The snippets from the intelligence reports confirm that both MOIS and Iran’s Islamic Revolutionary Guards Corp have penetrated the Iraqi political leadership, bureaucracy and military and are exercising pervasive influence across the country.

Importantly, they also confirm strong differences between MOIS and the hardline IRGC on Iran’s strategy in Iraq. MOIS was concerned that military operations by IRGC’s Shia proxies in Iraq were alienating the local Sunni population, assessing that Iran’s gains in Iraq where ‘being squandered because Iraqis so resented the Shia militia and the Quds Force that sponsored them’. MOIS singled out IRGC Quds Force commander Qasem Soleimani for criticism, painting him as a ‘dangerous self-promoter using the anti-ISIS campaign as a launching pad for a political career back home in Iran’.

But what the leaked reports make clear is that there are elements in Tehran’s establishment—specifically MOIS, but also potentially the Iranian Foreign Ministry—that appear to be pursuing an Iraq policy more focused on ensuring security and stability than on establishing pervasive influence and Shia dominance. The problem for these more constructive elements in the Iranian government is that hardline elements from the IRGC, notably the Quds Force, are in the ascendancy and are determining the direction of Iran’s operations in Iraq.

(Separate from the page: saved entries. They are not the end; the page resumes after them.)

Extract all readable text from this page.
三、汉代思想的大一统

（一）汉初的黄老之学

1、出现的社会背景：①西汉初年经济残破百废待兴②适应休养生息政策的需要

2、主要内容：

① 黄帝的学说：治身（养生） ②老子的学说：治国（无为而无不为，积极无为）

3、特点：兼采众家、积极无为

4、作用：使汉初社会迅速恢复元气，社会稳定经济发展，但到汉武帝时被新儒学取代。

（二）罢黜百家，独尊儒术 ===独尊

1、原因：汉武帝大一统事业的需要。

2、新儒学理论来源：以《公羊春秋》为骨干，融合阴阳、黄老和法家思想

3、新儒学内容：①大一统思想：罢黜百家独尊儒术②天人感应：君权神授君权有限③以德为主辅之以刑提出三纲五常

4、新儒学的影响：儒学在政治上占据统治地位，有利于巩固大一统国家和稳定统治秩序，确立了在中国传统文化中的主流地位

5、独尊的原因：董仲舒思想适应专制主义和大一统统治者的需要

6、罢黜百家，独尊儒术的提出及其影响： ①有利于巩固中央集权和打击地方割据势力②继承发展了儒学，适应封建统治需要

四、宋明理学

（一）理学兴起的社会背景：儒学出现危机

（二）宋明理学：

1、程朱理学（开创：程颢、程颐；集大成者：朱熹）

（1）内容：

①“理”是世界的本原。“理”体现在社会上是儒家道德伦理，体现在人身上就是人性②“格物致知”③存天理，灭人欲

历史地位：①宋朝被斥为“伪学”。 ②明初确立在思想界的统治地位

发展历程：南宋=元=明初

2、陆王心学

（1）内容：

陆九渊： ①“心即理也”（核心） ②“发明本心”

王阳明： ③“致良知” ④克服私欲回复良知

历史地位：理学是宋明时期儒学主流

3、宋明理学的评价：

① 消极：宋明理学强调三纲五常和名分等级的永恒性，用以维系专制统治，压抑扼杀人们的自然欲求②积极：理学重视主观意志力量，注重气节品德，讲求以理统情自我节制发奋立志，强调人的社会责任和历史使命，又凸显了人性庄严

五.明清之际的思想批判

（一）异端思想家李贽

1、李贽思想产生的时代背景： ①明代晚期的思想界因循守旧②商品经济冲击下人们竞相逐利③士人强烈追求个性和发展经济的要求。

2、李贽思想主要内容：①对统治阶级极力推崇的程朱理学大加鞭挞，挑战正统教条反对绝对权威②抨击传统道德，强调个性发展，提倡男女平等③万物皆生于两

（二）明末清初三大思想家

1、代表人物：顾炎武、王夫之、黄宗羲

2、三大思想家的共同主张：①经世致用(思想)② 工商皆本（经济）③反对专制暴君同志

And the problem for the US in this context is that the policies of Donald Trump’s administration have arguably played a direct role in empowering hardline elements in Tehran at the expense of more moderate interests. As noted in The Atlantic, Washington played into the IRGC’s hands by terminating the Joint Comprehensive Plan of Action on Iran’s nuclear program at a time when Iranian President Hassan Rouhani—who had expended political capital in support of the agreement—had prioritised curbing the IRGC’s reach. Furthermore, the US’s resumption of sanctions against Iran directly benefited the IRGC financially, because it dominates and profits from the black-market economy and smuggling network in Iran.

One has to wonder when reading these excerpts what the security situation in the Middle East  would look like now if the US had put its differences with Iran to one side and made better use of opportunities for cooperation and collaboration, particularly in operations targeting IS. Such collaboration might have created space to resolve some of the more thorny issues arising from both the US’s and Iran’s activities in the region. It also would have empowered those in Tehran who are open to rapprochement with the West.

And while it’s highly unlikely that the Trump administration will change its trajectory with respect to Iran, which appears destined for military confrontation, hopefully the release of these intelligence reports will prompt key decision-makers in Washington to reflect on their strategy in the Middle East.